The Scottish Football Association (SFA) is due to meet next week to discuss a bid by Hampden Park (pictured), which is located in Glasgow, to retain its national stadium status versus a separate proposal from Scottish Rugby Union (SRU) to host matches at Murrayfield.

In April, the SFA agreed a deal in principle to acquire Hampden Park from League One club Queen’s Park. Hampden Park has been the home of the Scottish national side since 1906, but the SFA has been considering moving to another venue, with Edinburgh’s Murrayfield mooted as a possible new site.

The SFA currently leases Hampden Park under a deal that is due to end in 2020, but should the agreement with Queen’s Park go through, the national governing body would take full control and ownership of the stadium.

The SFA is said to favour retaining Hampden Park as the home of Scottish football – something it would not have done if Queen’s Park had refused to sell. With the SFA due to make a decision, Aitken has written to the national governing body suggesting potential improvements to the stadium and why it should be retained as the home of the national team and key club finals.

According to Scottish newspaper The Herald, Aitken said that if Hampden’s owners were to make an application for safe standing areas, there would be “no obvious barriers” to it being given the go-ahead by the council.

Glasgow has served to pioneer safe standing in British football, with Premiership club Celtic having introduced 2,600 rail seats at its Celtic Park home. Safe standing has now been mooted for Hampden Park amid complaints over a lack of atmosphere and the view for fans situated behind the goals in the east and west stands.

Aitken said: “A regular discussion point about Hampden is the capacity to enhance the fan experience, particularly the sight lines at the east and west ends of the stadium.”

The Herald said Aitken outlined her belief that major redevelopment of the stadium was not the only means to address the criticism levelled at it. She said: “One of the most significant developments in fan experience in recent years has been pioneered in Glasgow, with Celtic Park successfully operating a safe standing area for the past two seasons.
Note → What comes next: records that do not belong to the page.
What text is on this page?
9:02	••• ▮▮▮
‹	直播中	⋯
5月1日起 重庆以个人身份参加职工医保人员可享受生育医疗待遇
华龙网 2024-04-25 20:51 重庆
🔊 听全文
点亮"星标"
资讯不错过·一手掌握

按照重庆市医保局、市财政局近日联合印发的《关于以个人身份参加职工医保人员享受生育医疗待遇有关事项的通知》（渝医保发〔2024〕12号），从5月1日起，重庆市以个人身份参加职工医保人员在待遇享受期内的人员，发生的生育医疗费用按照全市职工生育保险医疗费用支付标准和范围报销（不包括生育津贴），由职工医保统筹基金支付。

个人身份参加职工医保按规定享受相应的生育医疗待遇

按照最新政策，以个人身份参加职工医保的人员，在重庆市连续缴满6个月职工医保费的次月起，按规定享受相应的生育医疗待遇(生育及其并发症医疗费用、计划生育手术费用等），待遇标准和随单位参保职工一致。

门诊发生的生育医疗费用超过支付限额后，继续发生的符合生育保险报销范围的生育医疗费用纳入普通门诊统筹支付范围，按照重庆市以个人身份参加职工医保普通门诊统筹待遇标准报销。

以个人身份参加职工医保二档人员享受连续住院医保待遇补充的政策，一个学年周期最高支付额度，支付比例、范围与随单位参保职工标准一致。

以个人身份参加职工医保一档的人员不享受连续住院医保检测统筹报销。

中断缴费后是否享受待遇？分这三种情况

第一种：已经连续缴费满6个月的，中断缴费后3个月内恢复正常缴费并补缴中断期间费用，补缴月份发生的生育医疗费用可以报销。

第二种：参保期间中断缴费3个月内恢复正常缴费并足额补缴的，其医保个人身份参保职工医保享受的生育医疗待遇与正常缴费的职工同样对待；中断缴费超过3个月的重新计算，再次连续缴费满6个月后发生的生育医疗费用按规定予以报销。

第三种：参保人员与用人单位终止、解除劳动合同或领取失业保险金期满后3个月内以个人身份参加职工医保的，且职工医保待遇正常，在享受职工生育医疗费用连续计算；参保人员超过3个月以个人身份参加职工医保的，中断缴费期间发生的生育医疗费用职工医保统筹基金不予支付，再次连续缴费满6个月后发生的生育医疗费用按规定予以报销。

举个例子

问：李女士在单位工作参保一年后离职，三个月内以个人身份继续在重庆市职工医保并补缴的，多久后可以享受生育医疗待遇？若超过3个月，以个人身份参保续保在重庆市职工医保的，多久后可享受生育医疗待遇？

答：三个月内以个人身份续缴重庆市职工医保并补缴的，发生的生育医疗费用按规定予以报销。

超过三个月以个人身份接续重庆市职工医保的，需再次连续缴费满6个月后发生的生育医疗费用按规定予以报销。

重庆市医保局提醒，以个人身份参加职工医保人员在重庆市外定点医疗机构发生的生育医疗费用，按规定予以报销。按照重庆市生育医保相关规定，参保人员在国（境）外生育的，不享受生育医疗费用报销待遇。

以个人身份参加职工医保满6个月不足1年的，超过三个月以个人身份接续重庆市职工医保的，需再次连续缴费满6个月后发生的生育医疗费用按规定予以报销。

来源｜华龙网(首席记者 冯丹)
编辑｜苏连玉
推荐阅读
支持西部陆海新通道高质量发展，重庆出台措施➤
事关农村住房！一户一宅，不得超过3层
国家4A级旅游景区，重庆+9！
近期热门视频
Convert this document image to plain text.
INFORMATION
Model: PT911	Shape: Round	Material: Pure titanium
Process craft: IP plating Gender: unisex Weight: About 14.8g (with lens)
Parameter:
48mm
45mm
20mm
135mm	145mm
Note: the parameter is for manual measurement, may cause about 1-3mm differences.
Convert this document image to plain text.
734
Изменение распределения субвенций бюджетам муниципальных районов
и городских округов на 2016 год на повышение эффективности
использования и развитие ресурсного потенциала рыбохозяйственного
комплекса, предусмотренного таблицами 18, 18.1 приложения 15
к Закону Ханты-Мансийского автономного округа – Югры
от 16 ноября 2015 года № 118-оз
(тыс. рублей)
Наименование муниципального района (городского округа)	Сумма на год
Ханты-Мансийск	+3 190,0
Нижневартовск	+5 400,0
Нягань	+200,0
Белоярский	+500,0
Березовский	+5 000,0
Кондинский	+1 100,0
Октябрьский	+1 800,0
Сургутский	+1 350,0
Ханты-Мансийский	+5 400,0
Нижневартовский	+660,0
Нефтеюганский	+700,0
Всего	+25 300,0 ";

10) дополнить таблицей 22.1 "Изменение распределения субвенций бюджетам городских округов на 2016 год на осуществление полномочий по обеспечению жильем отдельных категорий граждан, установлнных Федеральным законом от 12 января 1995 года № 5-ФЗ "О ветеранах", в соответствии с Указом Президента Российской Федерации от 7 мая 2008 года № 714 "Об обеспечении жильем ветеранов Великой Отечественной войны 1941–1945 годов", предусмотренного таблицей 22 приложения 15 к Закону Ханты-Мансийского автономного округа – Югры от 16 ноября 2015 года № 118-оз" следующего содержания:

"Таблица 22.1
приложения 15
“Interest in whether a similar scheme would appeal to other clubs and fans has not been limited to our other clubs in the city. Indeed, there has been correspondence from local authorities and senior clubs from across the UK, seeking more information about how we have facilitated safe standing in the city.”

Aitken added: “Were an application for a standing area at Hampden submitted to Glasgow City Council, providing it met all the relevant safety, stewarding and accessibility criteria, there would be no obvious barriers to the bid being approved by the authority.”